Tahapan pemilu/pilkada 2017 telah dimulai, dimana para calon
independen (kandidat perseorangan) sudah mulai mendaftarkan diri ke KPU (Komisi
Pemilihan Umum) setempat. Tentu saja sebagai Warga Negara Indonesia (WNI) yang
baik dan peduli terhadap penyelenggaraan pilkada dan atau pemilu yang
berintegritas tinggi, maka tidak ada salahnya atau dipandang perlu untuk
melakukan pengawasan partisipatif terhadap pelaksanaan pilkadat.

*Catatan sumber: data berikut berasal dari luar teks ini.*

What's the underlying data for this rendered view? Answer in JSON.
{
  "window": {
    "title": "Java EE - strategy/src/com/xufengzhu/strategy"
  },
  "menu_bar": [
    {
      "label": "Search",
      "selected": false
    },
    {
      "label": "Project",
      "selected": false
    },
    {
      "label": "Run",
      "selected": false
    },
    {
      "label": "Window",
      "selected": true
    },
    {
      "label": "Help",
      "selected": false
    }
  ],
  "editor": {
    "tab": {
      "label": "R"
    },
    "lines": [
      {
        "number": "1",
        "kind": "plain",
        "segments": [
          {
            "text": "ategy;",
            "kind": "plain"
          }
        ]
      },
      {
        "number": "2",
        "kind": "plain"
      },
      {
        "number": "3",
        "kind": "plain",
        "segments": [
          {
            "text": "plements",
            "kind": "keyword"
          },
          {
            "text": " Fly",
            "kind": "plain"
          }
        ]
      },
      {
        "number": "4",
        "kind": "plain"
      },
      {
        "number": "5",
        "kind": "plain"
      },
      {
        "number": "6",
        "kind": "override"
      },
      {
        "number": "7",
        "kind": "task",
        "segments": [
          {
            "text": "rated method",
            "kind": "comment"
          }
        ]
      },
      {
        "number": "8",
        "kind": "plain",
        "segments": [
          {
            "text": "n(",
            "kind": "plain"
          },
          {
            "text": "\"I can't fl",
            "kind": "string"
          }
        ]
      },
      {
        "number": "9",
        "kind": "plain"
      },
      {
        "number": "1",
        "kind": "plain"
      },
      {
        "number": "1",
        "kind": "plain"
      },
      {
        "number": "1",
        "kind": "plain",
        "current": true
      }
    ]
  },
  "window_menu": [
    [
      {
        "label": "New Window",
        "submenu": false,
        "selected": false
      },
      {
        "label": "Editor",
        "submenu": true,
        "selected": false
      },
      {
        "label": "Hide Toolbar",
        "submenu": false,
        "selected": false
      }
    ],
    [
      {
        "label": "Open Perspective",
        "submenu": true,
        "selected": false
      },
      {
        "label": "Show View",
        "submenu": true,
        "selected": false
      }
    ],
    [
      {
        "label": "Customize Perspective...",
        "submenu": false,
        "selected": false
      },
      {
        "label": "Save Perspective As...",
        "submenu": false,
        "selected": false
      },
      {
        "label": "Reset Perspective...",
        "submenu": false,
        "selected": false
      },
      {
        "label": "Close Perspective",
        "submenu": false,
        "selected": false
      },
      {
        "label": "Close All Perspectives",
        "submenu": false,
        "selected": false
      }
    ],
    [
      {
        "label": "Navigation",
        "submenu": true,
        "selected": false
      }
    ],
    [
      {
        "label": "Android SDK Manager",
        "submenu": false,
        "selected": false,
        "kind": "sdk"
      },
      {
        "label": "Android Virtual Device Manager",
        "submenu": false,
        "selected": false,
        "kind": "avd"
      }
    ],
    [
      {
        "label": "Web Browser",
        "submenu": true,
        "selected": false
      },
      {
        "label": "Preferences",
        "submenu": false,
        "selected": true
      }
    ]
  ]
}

Misalnya
pengawasan tersebut dilakukan dalam lingkup kecil dengan mengawasi dilingkungan
kita sendiri terhadap pelaksanaan tahapan-tahapan pilkada, apakah telah
dilaksanakan sesuai dengan peraturan perundang-undangan pemilu/pilkada atau
adakah bentuk-bentuk pelanggaran pilkada yang dilakukan (baik dilakukan oleh
bakal calon/balon atau kandidat kepala daerah, penyelenggaran pemilu/pilkada
yang dalam hal ini adalah KPU/KPU Provinsi/KPU Kabupaten Kota dan atau oleh
BAWASLU/BAWASLU Provinsi/PANWASLU/PANWASLIH Kabupaten Kota, pelanggaran yang
dilakukan oleh masyarakat dan atau juga dilakukan oleh pejabat/pegawai Aparatur
Sipil Negara (ASN), dsb).
Nah, mengapa begitu pentingnya pengawasan ini
dilakukan, mengingat dari setiap penyelenggaraan pemilu/pilkada selalu saja
ditemukan adanya pelanggaran-pelanggaran dan yang menjadi titik rawan pelanggaran dari pemilu ke pemilu adalah bahagian itu-itu juga, hal ini dibuktikan dengan banyaknya
laporan-laporan yang masuk ke BAWASLU dan juga ke DKPP (Dewan Kehormatan
Penyelenggara Pemilu).
- Terjadi bentuk pelanggaran administratif pemilihan., Bahwa pelanggaran administratif pemilihan ini berkaitan dengan segala sesuatu yang berkaitan dengan tahapan-tahapan penyelenggaraan pemilihan diluar tindak pidana pemilihan dan pelanggaran kode etik penyelenggara pemilihan. Adanya bentuk pelanggaran administrasi pemilihan ini adalah yang paling banyak terjadi, misalnya adanya pelanggaran terhadap daftar pemilih tetap (DPT), kampanye yang tidak memperbolehkan melibatkan atau membawa anak-anak dibawah umur dan atau melibatkan aparatur sipil negara (ASN), kampanye yang didukung dengan pemanfaatan fasilitas atau aset pemerintahaan milik negara, pemasangan alat peraga kampanye (APK), pelanggaran kelengkapan dan atau keabsahan syarat-syarat yang diajukan oleh para calon atau kandidat kepala daerah ke KPU, dsb.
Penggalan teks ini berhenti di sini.